Existing systems are generally inflexible and quite hard to extend. In modern business environments, no organization can afford to face a loss in market share due to long-term software development. To enable business to respond to increasingly frequent market changes, organizations need to change, modernise and extend how they support and manage their business processes. Business process management systems provide this support. The idea is that the more flexible, maintainable and reusable software is, the lower the cost of developing and maintaining a software system will be. This holds for the business process management systems, as well as the various systems linked together through their use.

Service-oriented architecture (SOA) provides an architectural blue print in which modern business processes can be effectively improved, amended, changed or created instantaneously without too much interference on daily business operations. Flexibility, maintainability and reusability of software are essential for organizations to reduce costs.

The SOA concept of loose coupling allows enterprise systems to easily adapt to new business requirements and changes in business context. Such flexibility however requires services that are designed for it ‎(Papazoglou, 2007). A methodology is needed to support the migration of legacy systems towards SOA. This methodology could also help gathering architectural insights and knowledge from pre-existing enterprise knowledge, transforms them into meaningful enterprise services and associates them modern business processes to support and enable strategic plans of an organization.

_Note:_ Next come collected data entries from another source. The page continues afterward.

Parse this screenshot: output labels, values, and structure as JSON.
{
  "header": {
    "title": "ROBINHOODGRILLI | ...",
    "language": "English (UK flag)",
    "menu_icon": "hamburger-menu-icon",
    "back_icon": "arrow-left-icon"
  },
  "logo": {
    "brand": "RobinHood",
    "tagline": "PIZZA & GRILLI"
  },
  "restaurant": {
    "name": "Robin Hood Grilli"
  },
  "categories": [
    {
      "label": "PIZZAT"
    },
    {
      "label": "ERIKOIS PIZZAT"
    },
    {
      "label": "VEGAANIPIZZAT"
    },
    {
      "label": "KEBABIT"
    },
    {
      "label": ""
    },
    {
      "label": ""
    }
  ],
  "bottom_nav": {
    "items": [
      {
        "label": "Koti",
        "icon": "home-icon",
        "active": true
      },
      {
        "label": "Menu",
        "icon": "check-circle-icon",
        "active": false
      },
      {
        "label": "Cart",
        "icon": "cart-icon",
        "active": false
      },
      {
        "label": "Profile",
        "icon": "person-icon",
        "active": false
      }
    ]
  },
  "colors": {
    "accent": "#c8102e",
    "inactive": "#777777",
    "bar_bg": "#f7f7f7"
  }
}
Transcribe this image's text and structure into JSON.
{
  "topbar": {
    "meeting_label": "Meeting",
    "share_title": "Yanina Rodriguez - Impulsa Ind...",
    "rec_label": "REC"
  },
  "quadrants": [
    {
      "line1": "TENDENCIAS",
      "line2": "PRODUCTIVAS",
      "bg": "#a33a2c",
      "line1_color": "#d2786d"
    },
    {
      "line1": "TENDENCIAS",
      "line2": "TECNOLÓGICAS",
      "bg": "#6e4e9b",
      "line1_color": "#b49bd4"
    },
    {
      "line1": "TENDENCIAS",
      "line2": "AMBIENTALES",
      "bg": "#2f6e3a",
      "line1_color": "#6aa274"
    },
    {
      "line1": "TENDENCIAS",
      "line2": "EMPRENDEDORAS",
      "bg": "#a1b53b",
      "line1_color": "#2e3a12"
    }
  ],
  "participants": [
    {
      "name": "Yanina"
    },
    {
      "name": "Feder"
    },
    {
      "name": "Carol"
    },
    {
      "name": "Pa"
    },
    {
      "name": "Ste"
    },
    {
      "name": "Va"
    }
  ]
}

Currently, the design of enterprise services generally happens in an ad-hoc manner ‎(Nguyen et al. 2009a) ‎(‎Nguyen et al. 2009b). There are two extreme approaches to the design of services. One is to assume a green-field in which completely new services are developed. This green field approach is, however, in many cases not realistic as existing systems represent significant investments and cannot simply be discarded. This corroborated by experience with from-scratch redevelopment of software (Bisbal, 1999). On the other hand some vendors wrap arbitrary chunks of existing functionality as services with many implementation details (and often too many parameters) exposed through the interface ‎(de Vrieze, Xu & Xie, 2010). Services that are complex, or expose implementation details are hard to use, and cannot easily be replaced by other services. This violates the SOA concept of loose coupling. Both approaches cannot provide the full potential of a service-oriented enterprise system, which needs to easily adapt to new business requirements and changes in business context.

Key Terms in this Chapter

Internet Enterprise Services: Are defined as enterprise services which are available through the internet.

SOA Migration Methodology: Migration methodology to allow service-enabling an enterprise. The methodology translate legacy systems into supporting service-oriented architecture software systems, which providing a way to reduce cost of software system development, integration, and maintenance for organizations.

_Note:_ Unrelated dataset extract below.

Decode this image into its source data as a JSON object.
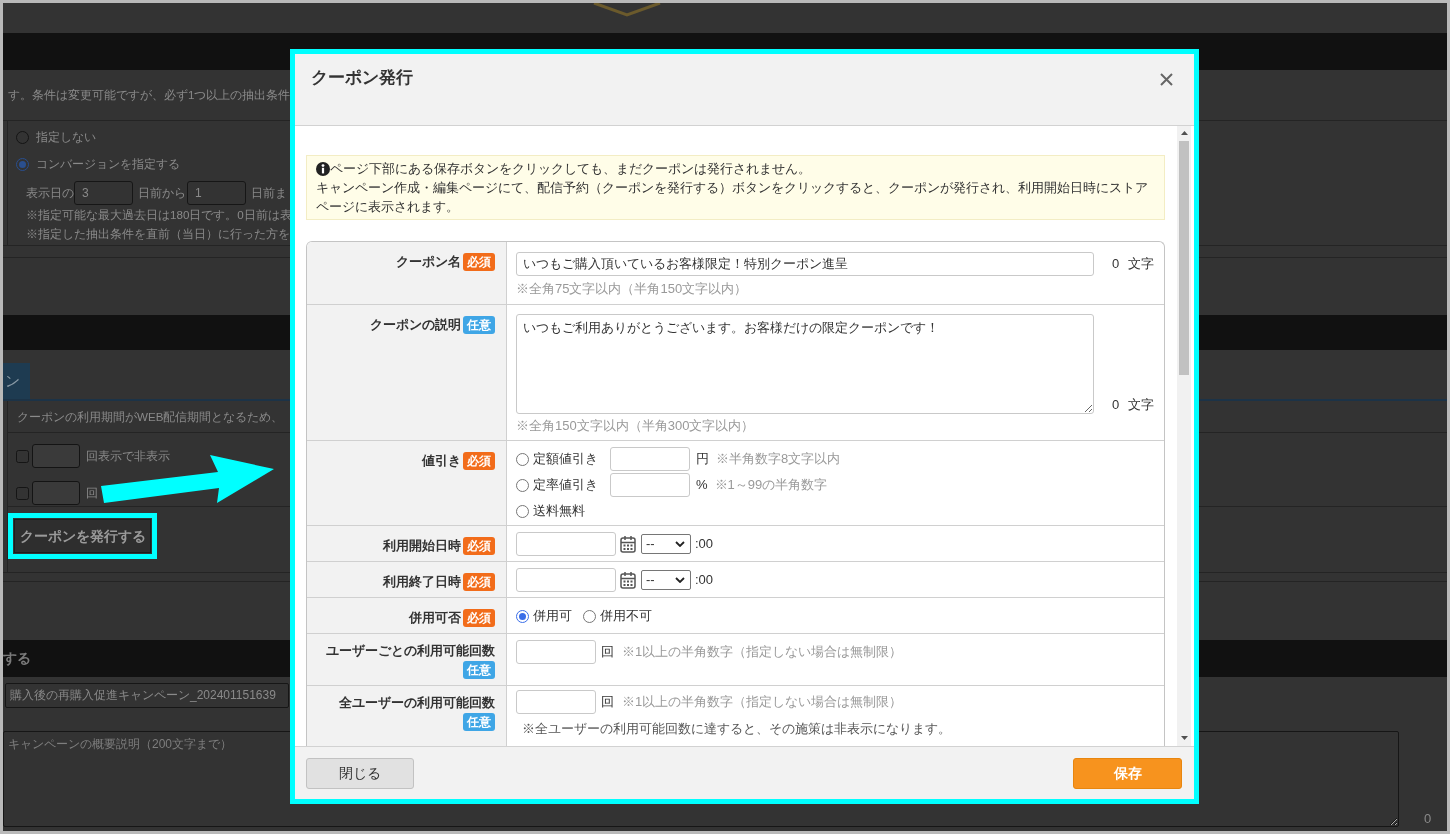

Design Methodology: Refers to the development of a system or method for a unique situation. Today, the term is most often applied to technological fields in reference to web design, software or information systems design.

Architectural Knowledge: Is defined as documentations of the design decisions, rationale, assumptions, context, and other factors that together determine architecture solutions during the architecture design stage.

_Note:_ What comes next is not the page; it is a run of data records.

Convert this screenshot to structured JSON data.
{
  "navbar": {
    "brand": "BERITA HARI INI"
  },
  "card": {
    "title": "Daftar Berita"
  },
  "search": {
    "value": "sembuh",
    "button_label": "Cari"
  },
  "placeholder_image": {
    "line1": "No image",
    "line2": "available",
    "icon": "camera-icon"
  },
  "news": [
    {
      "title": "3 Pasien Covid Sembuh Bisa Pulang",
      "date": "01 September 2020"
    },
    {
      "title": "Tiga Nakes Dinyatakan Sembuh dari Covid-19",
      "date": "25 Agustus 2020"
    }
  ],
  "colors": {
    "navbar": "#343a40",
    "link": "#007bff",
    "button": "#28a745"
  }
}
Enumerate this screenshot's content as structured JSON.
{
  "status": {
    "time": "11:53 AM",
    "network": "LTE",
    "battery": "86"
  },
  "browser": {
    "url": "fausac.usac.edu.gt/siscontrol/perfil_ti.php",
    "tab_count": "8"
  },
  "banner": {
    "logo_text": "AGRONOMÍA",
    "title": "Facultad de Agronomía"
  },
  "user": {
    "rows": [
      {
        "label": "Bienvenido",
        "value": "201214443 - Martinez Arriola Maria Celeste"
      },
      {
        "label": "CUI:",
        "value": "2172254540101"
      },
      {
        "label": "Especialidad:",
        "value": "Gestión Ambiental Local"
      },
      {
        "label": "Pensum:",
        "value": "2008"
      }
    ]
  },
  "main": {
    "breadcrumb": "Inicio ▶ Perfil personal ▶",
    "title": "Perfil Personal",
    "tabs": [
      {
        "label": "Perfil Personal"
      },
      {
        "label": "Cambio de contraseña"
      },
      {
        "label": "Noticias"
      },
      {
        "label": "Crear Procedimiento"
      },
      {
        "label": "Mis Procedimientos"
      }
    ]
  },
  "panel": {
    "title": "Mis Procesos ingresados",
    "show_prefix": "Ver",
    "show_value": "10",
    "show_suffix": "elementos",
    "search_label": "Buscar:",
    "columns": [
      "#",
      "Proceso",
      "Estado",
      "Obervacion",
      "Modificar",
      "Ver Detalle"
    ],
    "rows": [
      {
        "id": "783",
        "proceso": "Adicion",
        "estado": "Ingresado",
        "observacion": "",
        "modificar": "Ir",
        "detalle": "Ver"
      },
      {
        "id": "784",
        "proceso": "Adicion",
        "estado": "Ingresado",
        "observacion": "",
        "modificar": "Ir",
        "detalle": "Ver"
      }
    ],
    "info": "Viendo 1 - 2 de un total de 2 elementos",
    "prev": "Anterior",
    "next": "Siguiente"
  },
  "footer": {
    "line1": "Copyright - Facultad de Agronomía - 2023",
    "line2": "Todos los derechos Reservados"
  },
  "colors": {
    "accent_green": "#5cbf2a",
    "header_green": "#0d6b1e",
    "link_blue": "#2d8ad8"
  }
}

Enterprise Services: Are reusable business services which enterprise functionality is encapsulated in a standards-based way. The enterprise services are reusable business services that can be combined with other services to meet new requirements. Enterprise services can be assembled together to compose new applications or enable new business processes.

Service Oriented Architecture (SOA): Provides an architectural approach in which modern business processes and enterprise knowledge can be effectively (re) organized and (re)deployed to support and enable the strategic plans and productivity levels required by modern business environments, such as virtual enterprises.